Unlike Yuangudui, Ruxi Village in Nanhai District of Foshan, Guangdong Province in south China, was not in a state of poverty 10 years ago, with per-capita annual income reaching 16,819 yuan ($2,424) in 2013, thanks to its fruitful and extensive aquaculture.
"It was not that rich compared with other areas in Guangdong," Chen told Beijing Review. This coastal province has been a leading economic region ever since China embarked on its reform and opening-up journey in 1978.
However, the village's income continued to increase, exceeding 37,000 yuan ($5,333) in 2022, Chen said.
Ruxi now has more than 1,000 fishponds which cover about 333 hectares, according to Chen. The village has poured many efforts into improving its aquaculture ecosystem in the past years, for example, by optimizing its use of water. It also guides local farmers in advanced breeding technologies.
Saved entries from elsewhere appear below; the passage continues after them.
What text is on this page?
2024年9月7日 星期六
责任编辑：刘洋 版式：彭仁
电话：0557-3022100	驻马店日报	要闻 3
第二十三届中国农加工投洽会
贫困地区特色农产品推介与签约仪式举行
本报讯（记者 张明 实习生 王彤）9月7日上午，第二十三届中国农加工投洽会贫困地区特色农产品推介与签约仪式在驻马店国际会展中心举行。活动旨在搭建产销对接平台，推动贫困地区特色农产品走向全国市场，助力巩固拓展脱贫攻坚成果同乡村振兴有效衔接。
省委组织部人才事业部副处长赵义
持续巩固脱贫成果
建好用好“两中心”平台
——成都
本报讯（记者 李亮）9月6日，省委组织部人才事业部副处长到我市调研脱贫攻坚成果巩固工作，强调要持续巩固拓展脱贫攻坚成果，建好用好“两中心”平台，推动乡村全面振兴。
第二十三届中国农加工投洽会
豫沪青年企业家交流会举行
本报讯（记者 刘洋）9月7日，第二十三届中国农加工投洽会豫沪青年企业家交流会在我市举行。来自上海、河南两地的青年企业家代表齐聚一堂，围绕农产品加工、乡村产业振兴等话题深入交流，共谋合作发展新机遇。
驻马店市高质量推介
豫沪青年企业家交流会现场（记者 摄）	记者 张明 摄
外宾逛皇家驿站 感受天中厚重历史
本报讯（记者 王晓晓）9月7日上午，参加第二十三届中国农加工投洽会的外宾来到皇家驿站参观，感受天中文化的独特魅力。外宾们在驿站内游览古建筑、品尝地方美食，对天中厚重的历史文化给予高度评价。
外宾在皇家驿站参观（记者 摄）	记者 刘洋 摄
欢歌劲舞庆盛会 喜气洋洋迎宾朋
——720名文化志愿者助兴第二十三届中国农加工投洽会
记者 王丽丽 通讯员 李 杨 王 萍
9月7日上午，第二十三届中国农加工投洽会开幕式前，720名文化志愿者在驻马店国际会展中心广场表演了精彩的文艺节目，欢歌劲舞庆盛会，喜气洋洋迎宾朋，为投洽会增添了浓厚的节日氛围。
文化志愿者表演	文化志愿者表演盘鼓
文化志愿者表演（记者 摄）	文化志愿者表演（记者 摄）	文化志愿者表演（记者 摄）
Additionally, it has introduced higher-quality fish varieties with greater value.
In its most recent undertaking to give the area an economic leg up, the village has been trying to develop its rural and cultural tourism. "For example, right now, we are in the process of creating a beautiful village travel route wholly based on the Nanhai Land Art Festival," Chen said.
This two-year-long festival, which started on November 18 last year and will run until the spring of 2024, has invited artists from over 15 countries and regions to create and exhibit their works in Nanhai's Xiqiao Town. The festival has so far brought over 1 million visitors to the town and pushed forward the local cultural tourism industry.
Without the policy support from the government, Ruxi would not have undergone these changes, according to Chen.
"In the past decade, the village's environment, living standards and morale all have gone up a lot," she added.
Representing rural people
Now, as NPC deputies, both Dong and Chen seek to further promote rural development.
Dong's focus is on the integrated development of agriculture and tourism, rural education, medical care and talent cultivation. He always has his notebook in his pocket when he's out doing field research as an NPC deputy, in which he writes down the problems he encounters as well as the suggestions from locals.
"I am a farmer and live with farmers, so I have a good grasp of the area's rural conditions," Dong said.
Chen has also been doing field research to uncover the most pressing problems facing local residents. "This is my first time serving as an NPC deputy," Chen said, adding "My focus is on the rural environment, education, medical care, transportation, housing and pensions, which are closely related to the people," she added.
"As a grassroots-level worker, I am proud to be an NPC deputy and have the opportunity to speak for the greater good on this national platform, " Chen said. "I will work hard to build a better China."